Based in London and Istanbul, Ahu produces limited edition collectible designs that are both functional and sculptural. Each piece is hand made in Istanbul by master craftsmen in specialised, small ateliers using the highest quality materials and finishes.
Founded by longtime friends and Central Saint Martins alumni Eda Akaltun and Mevce Çıracı, the pieces combine works of graphic art with innovative product and furniture design - inspired and informed by the art, craft, history and mysticism of the diverse cultures that have inhabited Asia Minor and by ikram, the Turkish tradition of offering guests boundless hospitality.
On the occasion of Milan Design Week, Ahu presented a series of coffee tables part of the Ka'Ve collection: 12 in limited edition and 4 Artist Proofs.
Separate sections of the pieces are formed by different masters and then assembled into one piece, conveying diverse knowledge and techniques of each artisan. The solid mahogany frame of the Keyf minibar is machined from digital data and hand finished by a master carpenter, who then treats it with henna to achieve its unique velvety touch. The artwork is applied on the panels using a unique digital printing technology, and then hand lacquered to achieve its glass-like high gloss quality.
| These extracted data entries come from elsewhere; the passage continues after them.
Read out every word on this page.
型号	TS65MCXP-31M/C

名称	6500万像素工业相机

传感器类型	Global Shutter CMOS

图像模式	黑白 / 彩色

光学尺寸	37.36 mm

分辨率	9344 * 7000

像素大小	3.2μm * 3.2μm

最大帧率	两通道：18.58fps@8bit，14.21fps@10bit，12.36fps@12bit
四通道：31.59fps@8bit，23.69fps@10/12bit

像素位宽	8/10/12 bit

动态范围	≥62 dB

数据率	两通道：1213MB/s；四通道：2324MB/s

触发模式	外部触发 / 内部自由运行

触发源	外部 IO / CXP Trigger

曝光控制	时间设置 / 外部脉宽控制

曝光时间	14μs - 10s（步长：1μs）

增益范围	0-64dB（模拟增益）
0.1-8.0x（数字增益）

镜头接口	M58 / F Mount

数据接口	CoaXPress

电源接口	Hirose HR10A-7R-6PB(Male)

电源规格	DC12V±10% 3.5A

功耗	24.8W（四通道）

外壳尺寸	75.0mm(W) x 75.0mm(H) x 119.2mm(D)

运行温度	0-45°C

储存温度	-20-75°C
Similarly, the fluid forms of the Ka’Ve coffee tables are machined from digital data and the organic shaped legs are moulded using plywood.
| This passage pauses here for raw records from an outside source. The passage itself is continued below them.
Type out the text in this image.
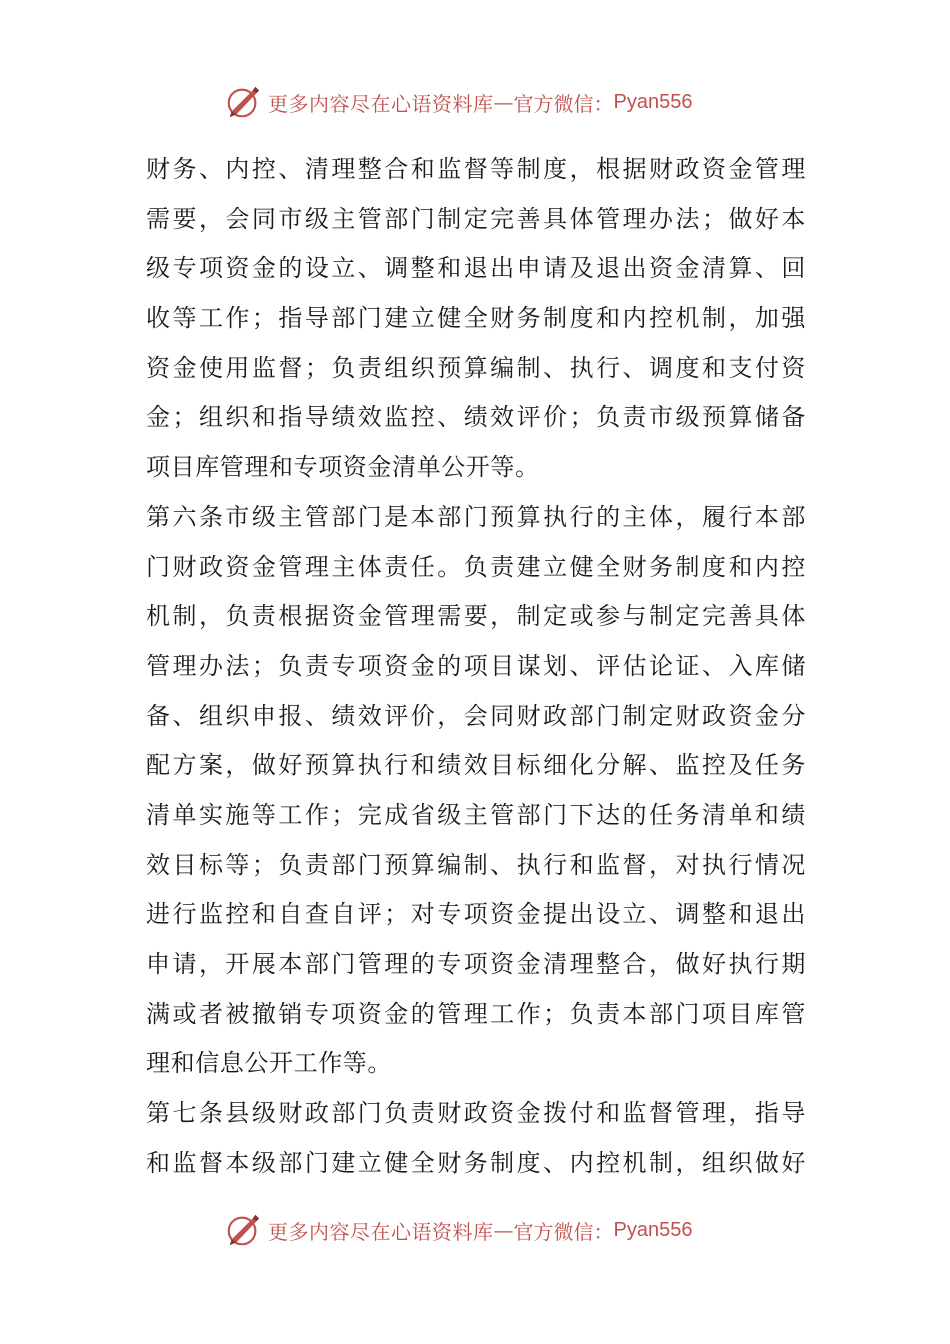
更多内容尽在心语资料库 — 官方微信： Pyan556
财务、内控、清理整合和监督等制度，根据财政资金管理
需要，会同市级主管部门制定完善具体管理办法；做好本
级专项资金的设立、调整和退出申请及退出资金清算、回
收等工作；指导部门建立健全财务制度和内控机制，加强
资金使用监督；负责组织预算编制、执行、调度和支付资
金；组织和指导绩效监控、绩效评价；负责市级预算储备
项目库管理和专项资金清单公开等。
第六条市级主管部门是本部门预算执行的主体，履行本部
门财政资金管理主体责任。负责建立健全财务制度和内控
机制，负责根据资金管理需要，制定或参与制定完善具体
管理办法；负责专项资金的项目谋划、评估论证、入库储
备、组织申报、绩效评价，会同财政部门制定财政资金分
配方案，做好预算执行和绩效目标细化分解、监控及任务
清单实施等工作；完成省级主管部门下达的任务清单和绩
效目标等；负责部门预算编制、执行和监督，对执行情况
进行监控和自查自评；对专项资金提出设立、调整和退出
申请，开展本部门管理的专项资金清理整合，做好执行期
满或者被撤销专项资金的管理工作；负责本部门项目库管
理和信息公开工作等。
第七条县级财政部门负责财政资金拨付和监督管理，指导
和监督本级部门建立健全财务制度、内控机制，组织做好
更多内容尽在心语资料库 — 官方微信： Pyan556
Co-founder Mevce Çıracı says, ‘We blend traditional craftsmanship with state of the art design and fabrication technologies and value the use of raw materials and non-toxic surface finishes. The design of the cabinet complements the fluent nature of the graphic artwork, and allows it to be perceived as three dimensional. The organic forms of the eye paintings determine the outlines of certain elements such as the handles and legs, transforming them into sculptural elements.’
Co-founder Eda Akaltun says, ‘Superstition is deeply entrenched in our culture. The vernacular tradition in Turkey, Greece and throughout Asia Minor of the evil eye bead as a protective talisman, stretches back centuries and pervades everyday life. It is central to people’s lives, and a symbol that holds immense power and meaning. They are ubiquitous, but have also become disposable and perhaps lost some of their deeper meaning. We wanted to take something which has been commoditised and elevate it into something unique and personal, reimagined in a contemporary way.’